Narula was born in Delhi, India; he moved to the UK when he was three and attended Haberdashers’ Aske’s boys school. He taught himself to write code using C++ at 12 and chose to pursue a career in computing rather than entering the family construction business.
After meeting Whitehead, a Liverpudlian who bolstered his student funds by making virtual weapons and selling them on the now defunct world of Second Life, he launched Improbable in 2012, months before graduating from university.
Improbable’s early days followed a familar tech startup path: credit cards were maxed out to buy equipment and a friends and family loan got them through the first couple of years in a converted barn next door to Narula’s family home in north London. Staffers ate, slept and coded there, with Narula and Whitehead reportedly holding interviews in the shower room.
The firm – which is now based in Farringdon, close to the so-called “silicon roundabout” tech hub in Shoreditch, east London – employs about 200 staff. It recently opened offices in San Francisco.
Narula is keen to distance the firm from the stereotypical US tech startup, as satirised in the TV show Silicon Valley, saying the founders seek to cultivate a distinctive British culture.
However, Improbable does offer perks including unlimited holidays, free breakfast and lunch, and a so-called life concierge to “relocate families, organise parties, order pizza and service bikes”.
Before SoftBank’s investment, Improbable raised $20m in 2015 from backers, including US venture capitalist Andreessen Horowitz, which supported Facebook and Twitter, valuing the firm at $100m.

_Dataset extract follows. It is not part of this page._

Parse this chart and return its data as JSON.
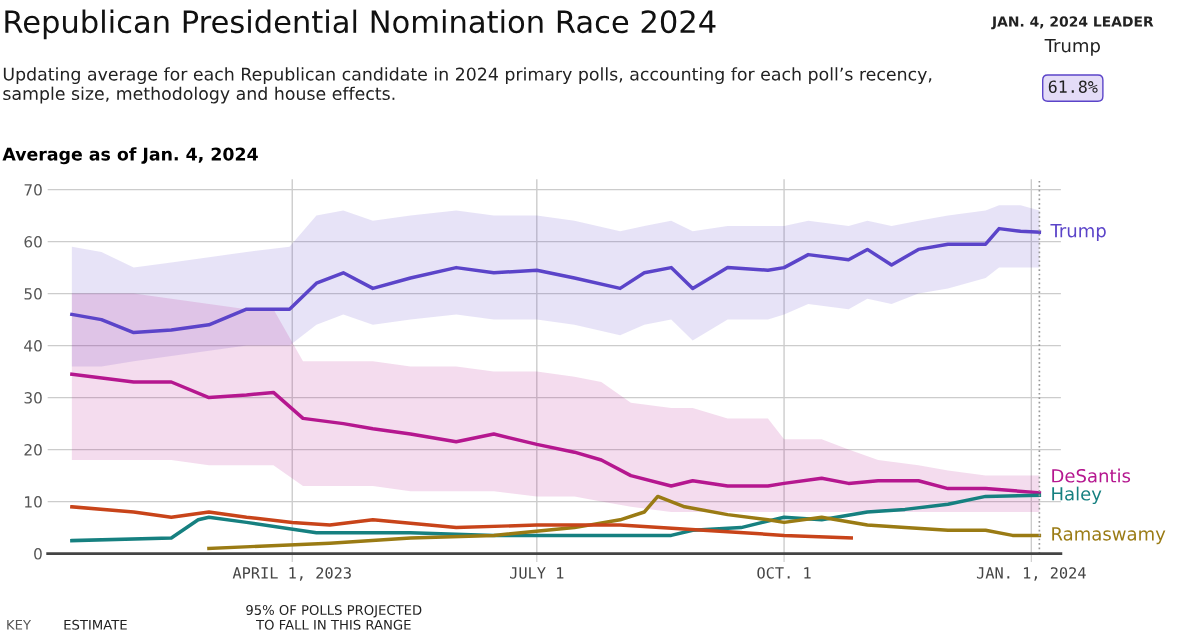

Improbable’s other investors include Horizon Ventures, and a fund run by British tech investor Saul Klein and David Rowan, editor-at-large at Wired magazine.

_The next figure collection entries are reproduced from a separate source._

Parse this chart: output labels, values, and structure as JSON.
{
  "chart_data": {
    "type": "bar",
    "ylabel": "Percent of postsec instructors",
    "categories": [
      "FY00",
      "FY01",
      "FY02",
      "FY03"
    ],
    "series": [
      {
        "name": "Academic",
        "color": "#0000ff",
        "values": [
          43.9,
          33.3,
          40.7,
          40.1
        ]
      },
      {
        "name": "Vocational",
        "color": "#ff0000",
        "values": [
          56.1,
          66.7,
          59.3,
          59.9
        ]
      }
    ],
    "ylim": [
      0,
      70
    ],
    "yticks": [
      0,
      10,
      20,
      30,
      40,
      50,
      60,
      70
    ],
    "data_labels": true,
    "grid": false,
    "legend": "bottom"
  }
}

Improbable’s technology SpatialOS, which enables the creation of massive simulations – “virtual worlds” – is still in beta mode and has not been publicly launched.
The company is working with Bossa Studios on launching a giant multiplayer game called World’s Adrift with one virtual area “the size of Wales”.

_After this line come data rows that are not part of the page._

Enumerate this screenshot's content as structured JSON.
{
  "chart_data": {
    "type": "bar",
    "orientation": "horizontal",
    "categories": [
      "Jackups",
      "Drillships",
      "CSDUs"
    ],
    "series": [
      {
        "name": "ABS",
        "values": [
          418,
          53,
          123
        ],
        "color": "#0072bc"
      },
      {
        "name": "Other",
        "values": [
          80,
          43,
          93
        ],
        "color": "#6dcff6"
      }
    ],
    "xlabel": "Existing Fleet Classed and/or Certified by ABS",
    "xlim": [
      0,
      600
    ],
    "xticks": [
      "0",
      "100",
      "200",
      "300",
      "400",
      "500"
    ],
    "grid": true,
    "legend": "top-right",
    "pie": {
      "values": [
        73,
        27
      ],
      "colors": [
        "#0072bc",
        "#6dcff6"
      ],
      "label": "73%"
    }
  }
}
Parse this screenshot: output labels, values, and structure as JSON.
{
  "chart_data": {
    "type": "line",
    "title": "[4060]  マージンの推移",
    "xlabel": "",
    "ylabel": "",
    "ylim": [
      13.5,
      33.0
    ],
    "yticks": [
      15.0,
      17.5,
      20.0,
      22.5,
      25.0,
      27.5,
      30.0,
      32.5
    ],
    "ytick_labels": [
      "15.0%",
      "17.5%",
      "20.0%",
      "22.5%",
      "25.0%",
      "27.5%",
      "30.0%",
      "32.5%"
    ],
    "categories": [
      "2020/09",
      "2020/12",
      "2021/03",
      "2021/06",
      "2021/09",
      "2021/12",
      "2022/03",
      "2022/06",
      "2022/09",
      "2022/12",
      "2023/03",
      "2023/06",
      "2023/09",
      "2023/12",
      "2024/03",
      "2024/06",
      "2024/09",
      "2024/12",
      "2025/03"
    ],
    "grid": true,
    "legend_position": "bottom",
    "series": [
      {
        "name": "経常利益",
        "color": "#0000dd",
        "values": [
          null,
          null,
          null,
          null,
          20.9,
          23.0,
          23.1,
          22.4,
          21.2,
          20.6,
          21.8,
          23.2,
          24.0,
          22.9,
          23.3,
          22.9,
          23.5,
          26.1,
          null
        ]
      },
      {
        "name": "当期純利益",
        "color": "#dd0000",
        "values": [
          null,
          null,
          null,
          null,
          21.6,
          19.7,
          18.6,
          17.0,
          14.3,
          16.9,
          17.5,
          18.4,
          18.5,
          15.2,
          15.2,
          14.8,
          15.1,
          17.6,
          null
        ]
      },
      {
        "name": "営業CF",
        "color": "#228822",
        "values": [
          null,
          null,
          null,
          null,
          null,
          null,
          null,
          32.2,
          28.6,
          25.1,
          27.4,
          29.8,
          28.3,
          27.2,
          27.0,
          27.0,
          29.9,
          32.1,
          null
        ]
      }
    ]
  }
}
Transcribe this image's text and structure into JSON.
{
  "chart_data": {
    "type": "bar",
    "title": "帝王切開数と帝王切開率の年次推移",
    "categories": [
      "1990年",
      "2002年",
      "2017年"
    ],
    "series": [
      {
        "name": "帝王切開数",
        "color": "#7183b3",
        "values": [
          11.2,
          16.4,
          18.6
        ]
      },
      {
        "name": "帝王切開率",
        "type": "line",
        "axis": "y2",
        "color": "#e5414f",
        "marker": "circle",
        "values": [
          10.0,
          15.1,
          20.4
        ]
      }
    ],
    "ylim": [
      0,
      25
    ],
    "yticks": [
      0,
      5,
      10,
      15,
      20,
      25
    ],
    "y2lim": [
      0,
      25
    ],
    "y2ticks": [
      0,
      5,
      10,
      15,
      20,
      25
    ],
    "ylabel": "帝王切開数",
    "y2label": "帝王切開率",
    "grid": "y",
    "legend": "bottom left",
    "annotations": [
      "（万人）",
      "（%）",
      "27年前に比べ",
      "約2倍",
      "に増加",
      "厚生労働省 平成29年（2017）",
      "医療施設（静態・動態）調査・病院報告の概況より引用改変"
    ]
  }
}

The company made a loss of £8m in the year to the end of May 2016, according to the most recently available figures at Companies House. This was up on a 2015 loss of £3.9m. Improbable’s assets were valued at £20m in 2016, up from £10.2m in 2015.
Softbank
Japan’s SoftBank, founded by Masayoshi Son, has developed a taste for UK tech firms after controversially buying Arm Holdings, the Cambridge-based chip designer , after the Brexit vote last year for £24.3bn.
Son, 59, is a serial dealmaker who has never shied away from ruffling feathersin his three decades building the tech to telecoms conglomerate. In 2012, he faced criticism when the company revealed a $22bn plan to take control of US mobile phone network Sprint, in what was the biggest foreign acquisition by a Japanese company at the time.
Son, Japan’s richest man with a $21bn fortune, has built a Softbank investment portfolio that includes Vodafone’s Japanese business, Yahoo Japan and a humanoid robotics unit.
A prescient move to take a $20m position in Jack Ma’s Alibaba paid off after it grew to be worth $65bn after the Chinese e-commerce’s site’s IPO in 2014.
Son, born in Japan and of Korean heritage, shocked investors last year and abruptly lost his heir apparent, former Google high-flyer Nikesh Arora, after reneging on an agreement to hand over the reins on his 60th birthday this August.
He plans to stay on at least another five to 10 years. “I asked myself whether I have run out of energy and ambition,” Son said.
On Friday, it emerged that SoftBank, Sprint’s largest shareholder, and Sprint have had informal contact with T-Mobile owner Deutsche Telekom about a potential merger.